The "Principle of Indifference" ( i.e. that N mutually exclusive events for which we have no information to indicate one is more or less likely than another, each will be assigned "subjective" probability 1/N) is the only method that I detect in the various mathematical solutions.
There are two forms of the PoI, sometimes called strong and weak. You described the weak, where there is nothing to indicate a difference, but also nothing to indicate a similarity. An example of the weak PoI is asking a child if (s)he likes coloring with crayons better than coloring with finger paint. The weak PoI says both have probability 50%.
In the strong version, you must demonstrate that the factors affecting the variations are identical. An example of the strong is my four Beauties, three of whom are awake. Each can arrive at the current state only by functionally equivalent processes: the day and the coin result do not both match what is written on her card.
The weak is flawed, because it is subjective where the strong is objective. As in...
2) Does applying the principle of indifference produce a unique answer to a given problem when a people are allowed free choice about which sets of "indistinguishable" events they will use in applying the Principle of Indifference?
(I don't claim to know the answers to those questions. People who claim to have "the" (unique) answer to the Sleeping Beauty Problem can comment on 2.)
And the difference in the application of the weak and strong versions to this question, is that this choice is only possible in the weak. So your question does not apply to the strong. If you can demonstrate indifference, the result of applying the PoI should be the same regardless of which set you apply it to. If you can only demonstrate that lack of a difference, the question is a good one.
The Sleeping Beauty problem is a problem of applying probability theory to an imagined real life situation and, as such, involves a certain amount of physics…
It is also one of applying probability theory. In that theory, a quantification such as “today is Monday” or “today is Tuesday” is random if you cannot determine which is correct, and both could be correct. There is no justification for a combination of the two in a strong PoI.
A straightforward interpretation of the experiment says that if the coin lands tails, both events B and C happen.
Sloppy. And part of the problem.
The neater interpretation, on Sunday, is that if the coin lands tails, both events WILL happen. Here I describe the events in a tense that is appropriate for the prior probability space. On Wednesday, we can say that both events DID happen.

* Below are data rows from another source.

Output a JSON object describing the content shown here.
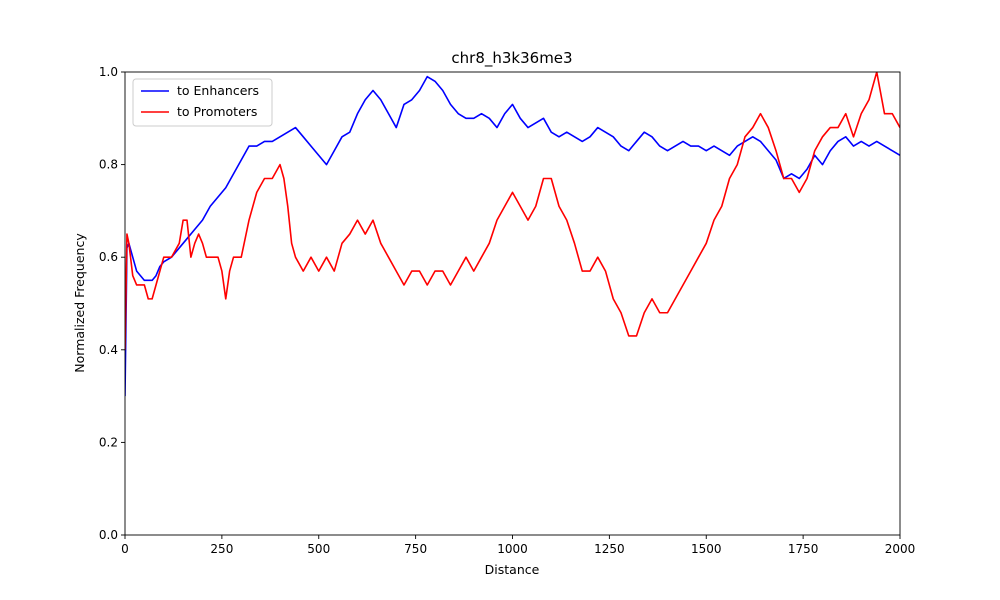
{
  "chart_data": {
    "type": "line",
    "title": "chr8_h3k36me3",
    "xlabel": "Distance",
    "ylabel": "Normalized Frequency",
    "xlim": [
      0,
      2000
    ],
    "ylim": [
      0,
      1.0
    ],
    "xticks": [
      "0",
      "250",
      "500",
      "750",
      "1000",
      "1250",
      "1500",
      "1750",
      "2000"
    ],
    "yticks": [
      "0.0",
      "0.2",
      "0.4",
      "0.6",
      "0.8",
      "1.0"
    ],
    "grid": false,
    "legend_position": "top-left",
    "series": [
      {
        "name": "to Enhancers",
        "color": "#0000ff",
        "x": [
          0,
          5,
          10,
          20,
          30,
          40,
          50,
          60,
          70,
          80,
          90,
          100,
          120,
          140,
          160,
          180,
          200,
          220,
          240,
          260,
          280,
          300,
          320,
          340,
          360,
          380,
          400,
          420,
          440,
          460,
          480,
          500,
          520,
          540,
          560,
          580,
          600,
          620,
          640,
          660,
          680,
          700,
          720,
          740,
          760,
          780,
          800,
          820,
          840,
          860,
          880,
          900,
          920,
          940,
          960,
          980,
          1000,
          1020,
          1040,
          1060,
          1080,
          1100,
          1120,
          1140,
          1160,
          1180,
          1200,
          1220,
          1240,
          1260,
          1280,
          1300,
          1320,
          1340,
          1360,
          1380,
          1400,
          1420,
          1440,
          1460,
          1480,
          1500,
          1520,
          1540,
          1560,
          1580,
          1600,
          1620,
          1640,
          1660,
          1680,
          1700,
          1720,
          1740,
          1760,
          1780,
          1800,
          1820,
          1840,
          1860,
          1880,
          1900,
          1920,
          1940,
          1960,
          1980,
          2000
        ],
        "y": [
          0.3,
          0.62,
          0.63,
          0.6,
          0.57,
          0.56,
          0.55,
          0.55,
          0.55,
          0.56,
          0.58,
          0.59,
          0.6,
          0.62,
          0.64,
          0.66,
          0.68,
          0.71,
          0.73,
          0.75,
          0.78,
          0.81,
          0.84,
          0.84,
          0.85,
          0.85,
          0.86,
          0.87,
          0.88,
          0.86,
          0.84,
          0.82,
          0.8,
          0.83,
          0.86,
          0.87,
          0.91,
          0.94,
          0.96,
          0.94,
          0.91,
          0.88,
          0.93,
          0.94,
          0.96,
          0.99,
          0.98,
          0.96,
          0.93,
          0.91,
          0.9,
          0.9,
          0.91,
          0.9,
          0.88,
          0.91,
          0.93,
          0.9,
          0.88,
          0.89,
          0.9,
          0.87,
          0.86,
          0.87,
          0.86,
          0.85,
          0.86,
          0.88,
          0.87,
          0.86,
          0.84,
          0.83,
          0.85,
          0.87,
          0.86,
          0.84,
          0.83,
          0.84,
          0.85,
          0.84,
          0.84,
          0.83,
          0.84,
          0.83,
          0.82,
          0.84,
          0.85,
          0.86,
          0.85,
          0.83,
          0.81,
          0.77,
          0.78,
          0.77,
          0.79,
          0.82,
          0.8,
          0.83,
          0.85,
          0.86,
          0.84,
          0.85,
          0.84,
          0.85,
          0.84,
          0.83,
          0.82
        ]
      },
      {
        "name": "to Promoters",
        "color": "#ff0000",
        "x": [
          0,
          5,
          10,
          20,
          30,
          40,
          50,
          60,
          70,
          80,
          90,
          100,
          120,
          140,
          150,
          160,
          170,
          180,
          190,
          200,
          210,
          220,
          230,
          240,
          250,
          260,
          270,
          280,
          290,
          300,
          320,
          340,
          360,
          380,
          400,
          410,
          420,
          430,
          440,
          460,
          480,
          500,
          520,
          540,
          560,
          580,
          600,
          620,
          640,
          660,
          680,
          700,
          720,
          740,
          760,
          780,
          800,
          820,
          840,
          860,
          880,
          900,
          920,
          940,
          960,
          980,
          1000,
          1020,
          1040,
          1060,
          1080,
          1100,
          1120,
          1140,
          1160,
          1180,
          1200,
          1220,
          1240,
          1260,
          1280,
          1300,
          1320,
          1340,
          1360,
          1380,
          1400,
          1420,
          1440,
          1460,
          1480,
          1500,
          1520,
          1540,
          1560,
          1580,
          1600,
          1620,
          1640,
          1660,
          1680,
          1700,
          1720,
          1740,
          1760,
          1780,
          1800,
          1820,
          1840,
          1860,
          1880,
          1900,
          1920,
          1940,
          1960,
          1980,
          2000
        ],
        "y": [
          0.4,
          0.65,
          0.63,
          0.56,
          0.54,
          0.54,
          0.54,
          0.51,
          0.51,
          0.54,
          0.57,
          0.6,
          0.6,
          0.63,
          0.68,
          0.68,
          0.6,
          0.63,
          0.65,
          0.63,
          0.6,
          0.6,
          0.6,
          0.6,
          0.57,
          0.51,
          0.57,
          0.6,
          0.6,
          0.6,
          0.68,
          0.74,
          0.77,
          0.77,
          0.8,
          0.77,
          0.71,
          0.63,
          0.6,
          0.57,
          0.6,
          0.57,
          0.6,
          0.57,
          0.63,
          0.65,
          0.68,
          0.65,
          0.68,
          0.63,
          0.6,
          0.57,
          0.54,
          0.57,
          0.57,
          0.54,
          0.57,
          0.57,
          0.54,
          0.57,
          0.6,
          0.57,
          0.6,
          0.63,
          0.68,
          0.71,
          0.74,
          0.71,
          0.68,
          0.71,
          0.77,
          0.77,
          0.71,
          0.68,
          0.63,
          0.57,
          0.57,
          0.6,
          0.57,
          0.51,
          0.48,
          0.43,
          0.43,
          0.48,
          0.51,
          0.48,
          0.48,
          0.51,
          0.54,
          0.57,
          0.6,
          0.63,
          0.68,
          0.71,
          0.77,
          0.8,
          0.86,
          0.88,
          0.91,
          0.88,
          0.83,
          0.77,
          0.77,
          0.74,
          0.77,
          0.83,
          0.86,
          0.88,
          0.88,
          0.91,
          0.86,
          0.91,
          0.94,
          1.0,
          0.91,
          0.91,
          0.88
        ]
      }
    ]
  }
}
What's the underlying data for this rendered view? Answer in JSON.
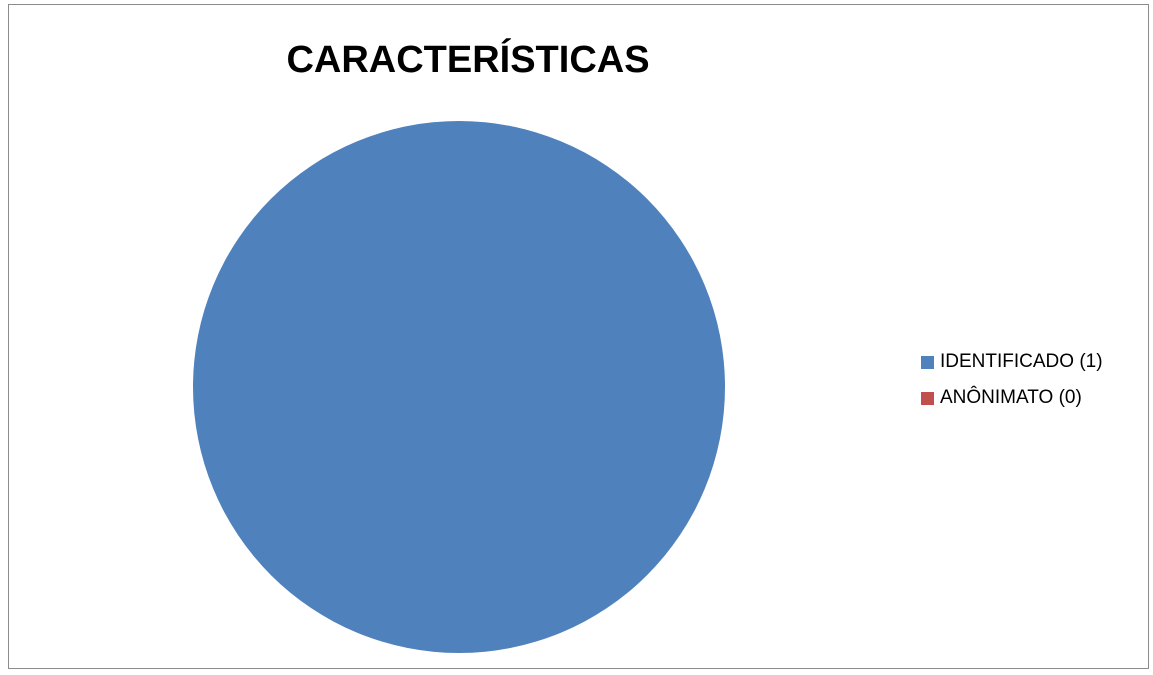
{
  "chart_data": {
    "type": "pie",
    "title": "CARACTERÍSTICAS",
    "categories": [
      "IDENTIFICADO",
      "ANÔNIMATO"
    ],
    "values": [
      1,
      0
    ],
    "colors": [
      "#4f81bd",
      "#c0504d"
    ],
    "legend": {
      "placement": "right",
      "entries": [
        "IDENTIFICADO (1)",
        "ANÔNIMATO (0)"
      ]
    }
  }
}
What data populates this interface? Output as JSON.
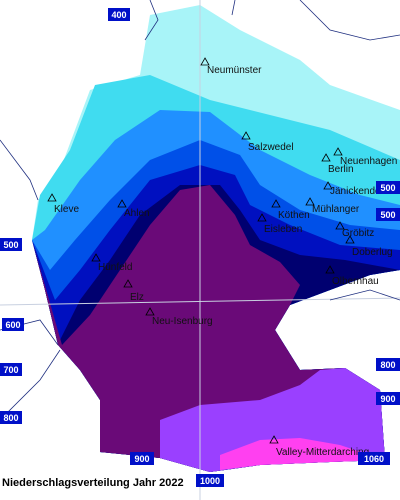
{
  "title": "Niederschlagsverteilung Jahr 2022",
  "stations": [
    {
      "name": "Neumünster"
    },
    {
      "name": "Salzwedel"
    },
    {
      "name": "Neuenhagen"
    },
    {
      "name": "Berlin"
    },
    {
      "name": "Jänickendorf"
    },
    {
      "name": "Kleve"
    },
    {
      "name": "Ahlen"
    },
    {
      "name": "Mühlanger"
    },
    {
      "name": "Köthen"
    },
    {
      "name": "Eisleben"
    },
    {
      "name": "Gröbitz"
    },
    {
      "name": "Doberlug"
    },
    {
      "name": "Olbernhau"
    },
    {
      "name": "Hünfeld"
    },
    {
      "name": "Elz"
    },
    {
      "name": "Neu-Isenburg"
    },
    {
      "name": "Valley-Mitterdarching"
    }
  ],
  "contour_labels": [
    "400",
    "500",
    "600",
    "700",
    "800",
    "900",
    "1000",
    "500",
    "500",
    "800",
    "900",
    "1060"
  ]
}
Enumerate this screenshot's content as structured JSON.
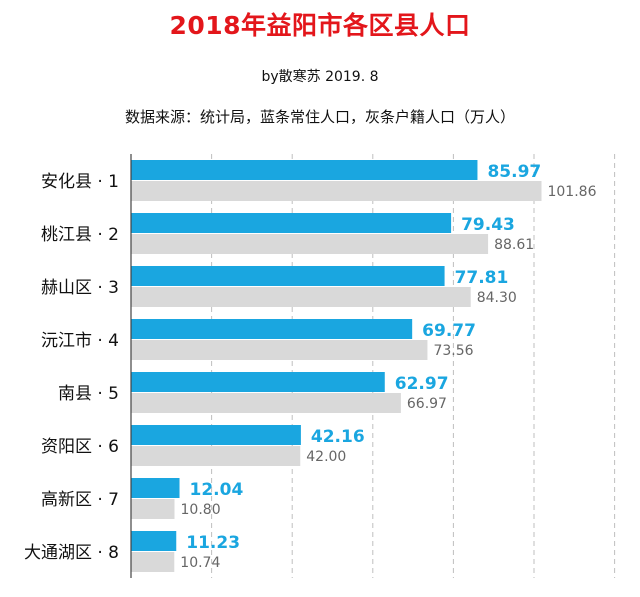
{
  "header": {
    "title": "2018年益阳市各区县人口",
    "byline": "by散寒苏  2019. 8",
    "source_note": "数据来源：统计局，蓝条常住人口，灰条户籍人口（万人）"
  },
  "colors": {
    "resident_bar": "#1aa6e0",
    "registered_bar": "#d9d9d9",
    "title": "#e3161b",
    "gridline": "#bfbfbf"
  },
  "chart_data": {
    "type": "bar",
    "orientation": "horizontal",
    "categories": [
      "安化县 · 1",
      "桃江县 · 2",
      "赫山区 · 3",
      "沅江市 · 4",
      "南县 · 5",
      "资阳区 · 6",
      "高新区 · 7",
      "大通湖区 · 8"
    ],
    "series": [
      {
        "values": [
          85.97,
          79.43,
          77.81,
          69.77,
          62.97,
          42.16,
          12.04,
          11.23
        ],
        "labels": [
          "85.97",
          "79.43",
          "77.81",
          "69.77",
          "62.97",
          "42.16",
          "12.04",
          "11.23"
        ]
      },
      {
        "values": [
          101.86,
          88.61,
          84.3,
          73.56,
          66.97,
          42.0,
          10.8,
          10.74
        ],
        "labels": [
          "101.86",
          "88.61",
          "84.30",
          "73.56",
          "66.97",
          "42.00",
          "10.80",
          "10.74"
        ]
      }
    ],
    "xlim": [
      0,
      120
    ],
    "grid": true,
    "gridline_style": "dashed",
    "gridline_count": 6,
    "legend": "none"
  }
}
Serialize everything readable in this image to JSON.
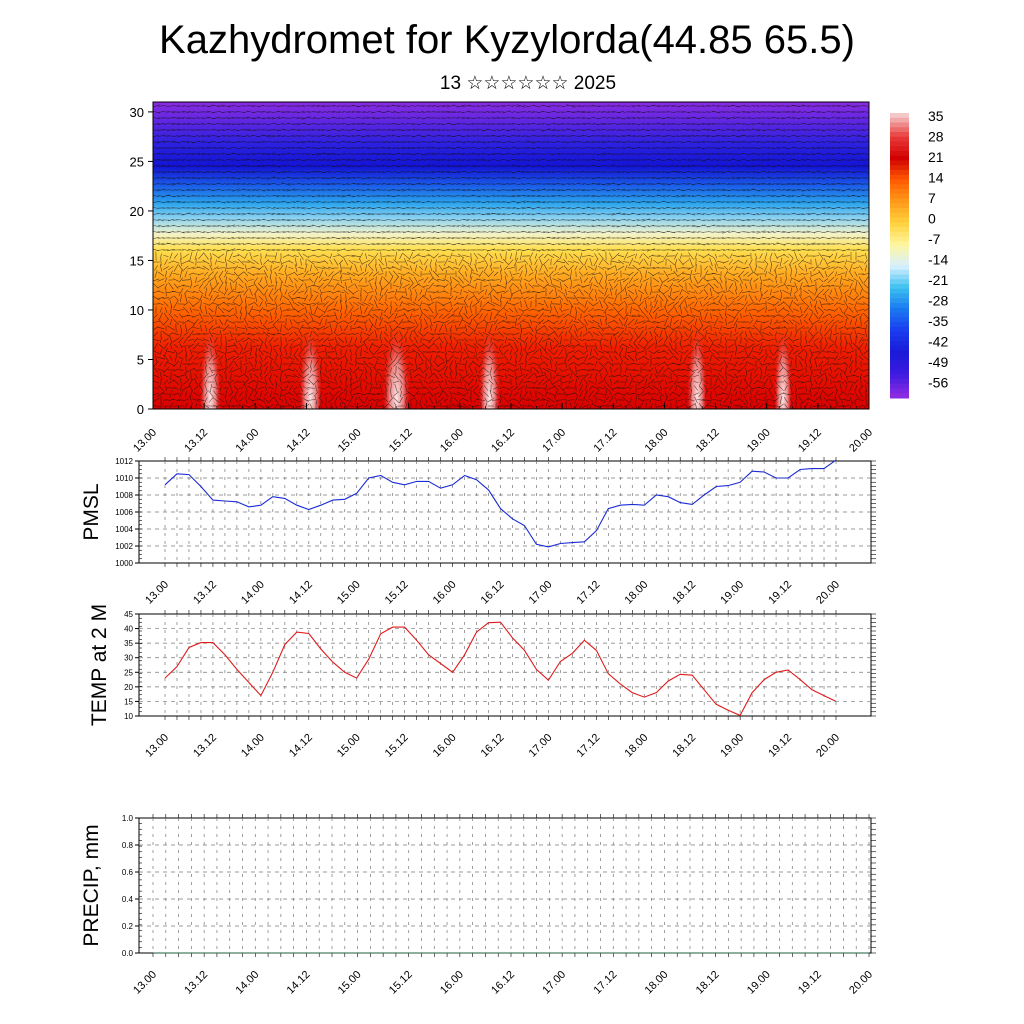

And that the posterior probability space appropriate for Wednesday has no “new information,” so it is identical to the prior.
But as you imply, an awake Beauty has to use the present tense. Whatever makes your B and C into a present-tense statement has to distinguish between B and C. What you overlook, is that the same is true after Heads. That is, the prior she needs to imagine requires four events:
A1 = (Heads, Monday will happen)
A2 = (Heads, Tuesday will happen)
B1 = (Tails, Monday will happen)
C1 = (Tails, Tuesday will happen)
Here, A1 and A2 represent the same future, as do B1 add C1. Inside the experiment, she needs to re-phrase these as "is happening," not "will happen." And the important part of however this is done, is that it separates these events into disjoint ones. Just how that is accomplished is the crux of the debate.
The halfer approach says that A2 is somehow eliminated from the event space. Without having to treat it, in Bayes Theorem, like you would any other eliminated event. But B1 and C1 morph into a quasi-same event: it is the same for determining the probability of H or T, but different for determining Monday or Tuesday. To me, this is absurd for two reasons: (1) The quasi-sameness is never explained; and (2) Event A2 still can happen. Somehow, halfers confuse "can't be observed by Beauty" with "can't happen." Which is also never explained.